After 16 months of debate and public meetings, large-scale industrial wind turbines have been officially banned by Mason County commissioners.
The action came Tuesday at a special meeting of Mason County Fiscal Court. During the meeting, the 26-page ordinance was given final approval to restrict large-scale turbines from any area of the county other than heavy industrial zones.
Those heavy industrial zones are located in the areas of East Kentucky Power Cooperative’s Spurlock station and the Carmeuse Lime and Stone mine in eastern Mason County.
The debate over the possible location of a wind turbine farm in May’s Lick divided the community and caused two companies, Duke Energy Renewables and NextEra Energy Resources to officially discontinued potential wind turbine projects in the county in May of this year.
Ordinance 14-09 is based on the facts and findings of the Mason County Joint Planning Commission. The recommendations were the culmination of months of discussion, public meetings and a trip to an Indiana wind farm by JPC board members.
In summary, the ordinance will ban large-scale industrial wind turbines in the county, except in already designated industrial zones.
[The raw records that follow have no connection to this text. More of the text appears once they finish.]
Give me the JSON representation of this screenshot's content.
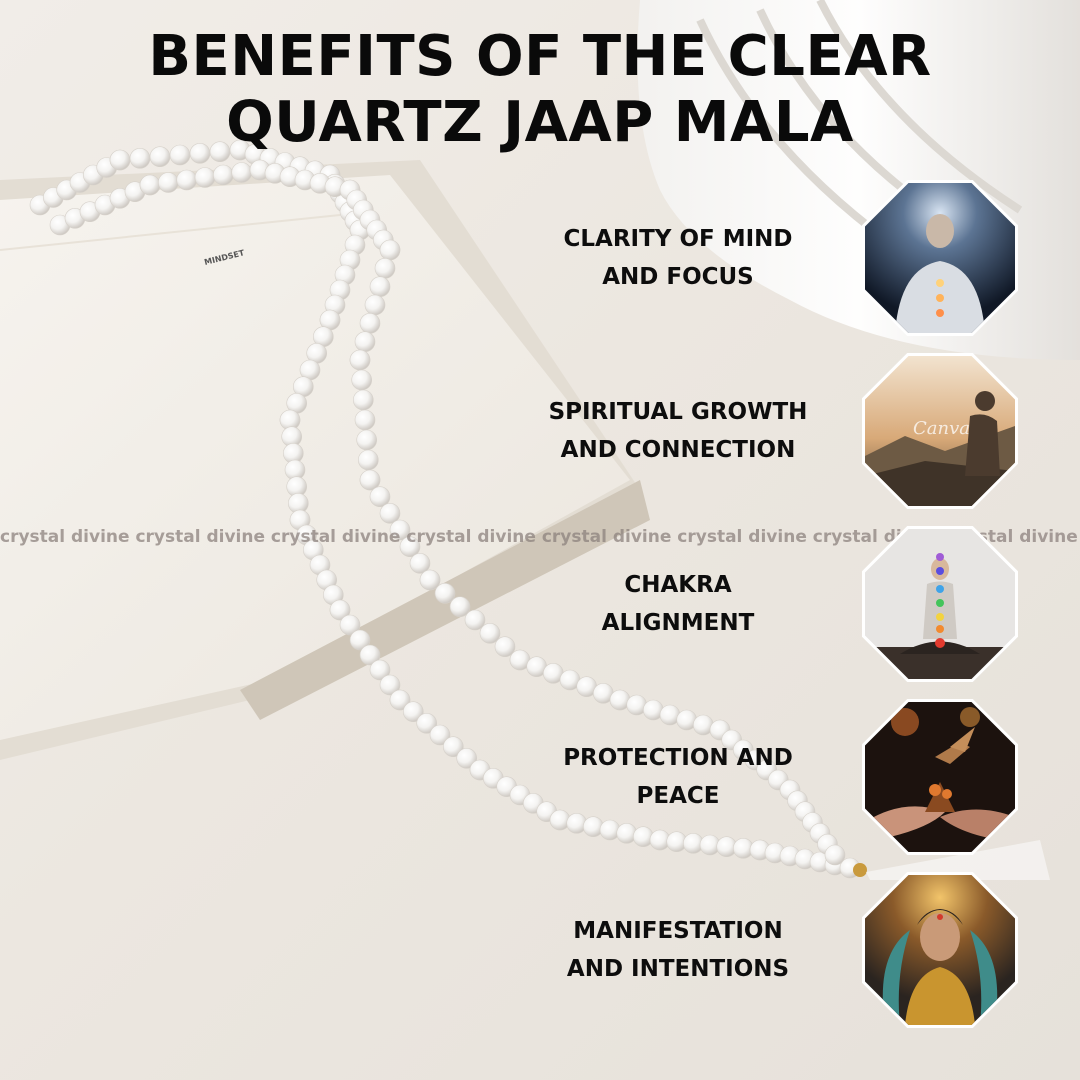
{
  "title": {
    "line1": "BENEFITS OF THE CLEAR",
    "line2": "QUARTZ JAAP MALA"
  },
  "book": {
    "page_label": "MINDSET"
  },
  "watermark": "crystal divine crystal divine crystal divine crystal divine crystal divine crystal divine crystal divine crystal divine",
  "benefits": [
    {
      "label": "CLARITY OF MIND\nAND FOCUS",
      "icon": "meditating-man-light-icon"
    },
    {
      "label": "SPIRITUAL GROWTH\nAND CONNECTION",
      "icon": "praying-mountain-sunrise-icon",
      "overlay_text": "Canva"
    },
    {
      "label": "CHAKRA\nALIGNMENT",
      "icon": "chakra-meditation-icon"
    },
    {
      "label": "PROTECTION AND\nPEACE",
      "icon": "hands-hummingbird-icon"
    },
    {
      "label": "MANIFESTATION\nAND INTENTIONS",
      "icon": "goddess-portrait-icon"
    }
  ],
  "colors": {
    "text": "#0a0a0a",
    "background": "#ece7e0",
    "watermark": "#8c827d"
  }
}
The ordinance will allow mid to small scale turbines for accessory use at a principal site, not for the purpose of sending the energy across electric transmission lines.
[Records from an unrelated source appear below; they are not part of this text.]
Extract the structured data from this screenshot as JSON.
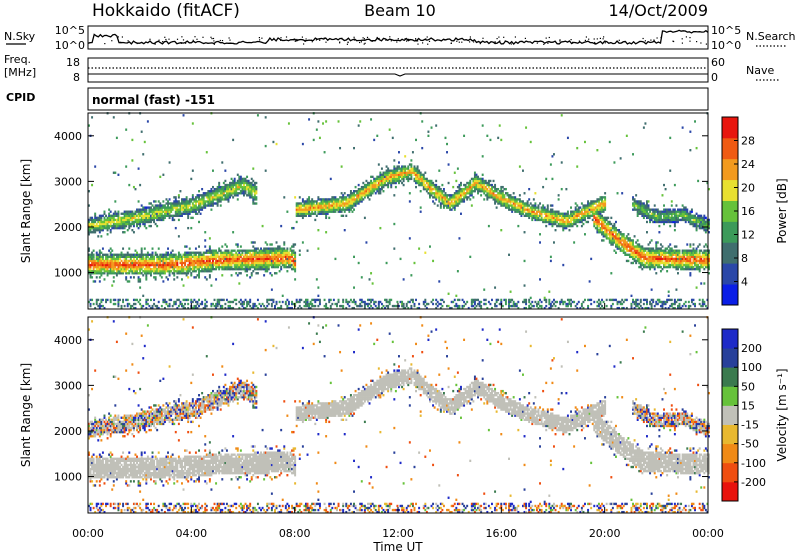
{
  "header": {
    "radar": "Hokkaido (fitACF)",
    "beam": "Beam 10",
    "date": "14/Oct/2009"
  },
  "noise_panel": {
    "left_label": "N.Sky",
    "right_label": "N.Search",
    "left_ticks": [
      "10^5",
      "10^0"
    ],
    "right_ticks": [
      "10^5",
      "10^0"
    ]
  },
  "freq_panel": {
    "left_label_1": "Freq.",
    "left_label_2": "[MHz]",
    "left_ticks": [
      "18",
      "8"
    ],
    "right_label": "Nave",
    "right_ticks": [
      "60",
      "0"
    ]
  },
  "cpid": {
    "label": "CPID",
    "value": "normal (fast) -151"
  },
  "colors": {
    "power_scale": [
      "#0a1ee6",
      "#2a47a8",
      "#3f6e6e",
      "#3c9a5a",
      "#66c23a",
      "#e8e030",
      "#f39a1e",
      "#ef5a12",
      "#e8160e"
    ],
    "velocity_scale": [
      "#1e2ac8",
      "#28409a",
      "#3a7a4e",
      "#66c23a",
      "#c0c0b8",
      "#e8b830",
      "#f08a16",
      "#ef4e10",
      "#e8120c"
    ]
  },
  "chart_data": [
    {
      "type": "heatmap",
      "panel": "power",
      "ylabel": "Slant Range [km]",
      "yticks": [
        "1000",
        "2000",
        "3000",
        "4000"
      ],
      "ylim": [
        200,
        4500
      ],
      "xlim": [
        0,
        24
      ],
      "colorbar": {
        "label": "Power [dB]",
        "ticks": [
          "4",
          "8",
          "12",
          "16",
          "20",
          "24",
          "28"
        ],
        "range": [
          0,
          32
        ]
      },
      "features": [
        {
          "name": "near-range band",
          "t": [
            0,
            8
          ],
          "range_km": [
            850,
            1450
          ],
          "power_db": 28
        },
        {
          "name": "rising 1-hop band",
          "t": [
            8,
            12
          ],
          "range_km": [
            2300,
            3250
          ],
          "power_db": 24
        },
        {
          "name": "far band",
          "t": [
            14,
            19
          ],
          "range_km": [
            1900,
            2600
          ],
          "power_db": 28
        },
        {
          "name": "late near band",
          "t": [
            20.5,
            24
          ],
          "range_km": [
            900,
            1500
          ],
          "power_db": 28
        }
      ]
    },
    {
      "type": "heatmap",
      "panel": "velocity",
      "ylabel": "Slant Range [km]",
      "yticks": [
        "1000",
        "2000",
        "3000",
        "4000"
      ],
      "ylim": [
        200,
        4500
      ],
      "xlim": [
        0,
        24
      ],
      "xlabel": "Time UT",
      "xticks": [
        "00:00",
        "04:00",
        "08:00",
        "12:00",
        "16:00",
        "20:00",
        "00:00"
      ],
      "colorbar": {
        "label": "Velocity [m s⁻¹]",
        "ticks": [
          "200",
          "100",
          "50",
          "15",
          "-15",
          "-50",
          "-100",
          "-200"
        ],
        "range": [
          -250,
          250
        ]
      },
      "features": [
        {
          "name": "ground scatter near band",
          "t": [
            0,
            8
          ],
          "range_km": [
            850,
            1450
          ],
          "velocity": 0
        },
        {
          "name": "ground scatter far band",
          "t": [
            8,
            19
          ],
          "range_km": [
            2000,
            3250
          ],
          "velocity": 0
        }
      ]
    }
  ]
}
The Maysville Board of Commissioners has also taken steps to approve its own ordinance, adopted from the same JPC findings, to prohibit large scale industrial wind turbines within the city.
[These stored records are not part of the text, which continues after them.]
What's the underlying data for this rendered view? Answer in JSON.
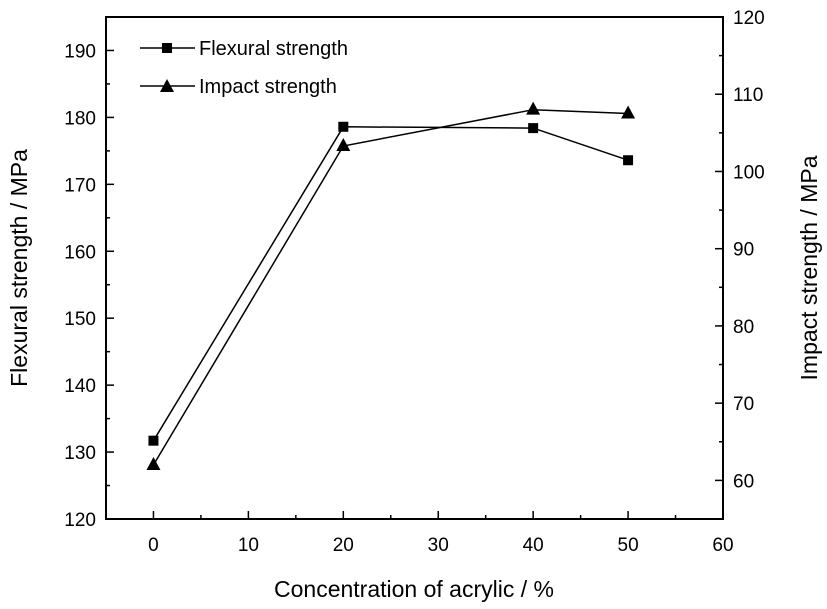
{
  "chart_data": {
    "type": "line",
    "title": "",
    "xlabel": "Concentration of acrylic / %",
    "ylabel_left": "Flexural strength / MPa",
    "ylabel_right": "Impact strength / MPa",
    "xlim": [
      -5,
      60
    ],
    "ylim_left": [
      120,
      195
    ],
    "ylim_right": [
      55,
      120
    ],
    "x_ticks": [
      0,
      10,
      20,
      30,
      40,
      50,
      60
    ],
    "y_ticks_left": [
      120,
      130,
      140,
      150,
      160,
      170,
      180,
      190
    ],
    "y_ticks_right": [
      60,
      70,
      80,
      90,
      100,
      110,
      120
    ],
    "grid": false,
    "legend_position": "top-left",
    "series": [
      {
        "name": "Flexural strength",
        "axis": "left",
        "marker": "square",
        "x": [
          0,
          20,
          40,
          50
        ],
        "y": [
          131.7,
          178.6,
          178.4,
          173.6
        ]
      },
      {
        "name": "Impact strength",
        "axis": "right",
        "marker": "triangle",
        "x": [
          0,
          20,
          40,
          50
        ],
        "y": [
          62.0,
          103.3,
          108.0,
          107.5
        ]
      }
    ]
  }
}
Although city officials haven’t given final approval to the city ordinance, that action is expected to take place at the Oct. 13 meeting, Tuesday’s action by the fiscal court virtually guarantees the ban because city commissioners are not expected to vote against the findings of the Joint Planning Commission.
County commissioners also gave final approve to Ordinance 14-10 banning residential treatment centers from locating in agricultural areas of the county. The ordinance also puts more restrictions on impound lots and salvage yards.
The matter of a residential treatment center locating in the county came before the Joint Planning Commission last month after Minerva residents learned a private company was considering locating in the community.
The JPC amended the language of its Land Use Management ordinance to exclude such facilities from locating in agricultural areas of Mason County, limiting them to general business and light industrial zones.
The Maysville Board of Commissioners is expected to give final approval to a similar ordinance during the October meeting of commissioners.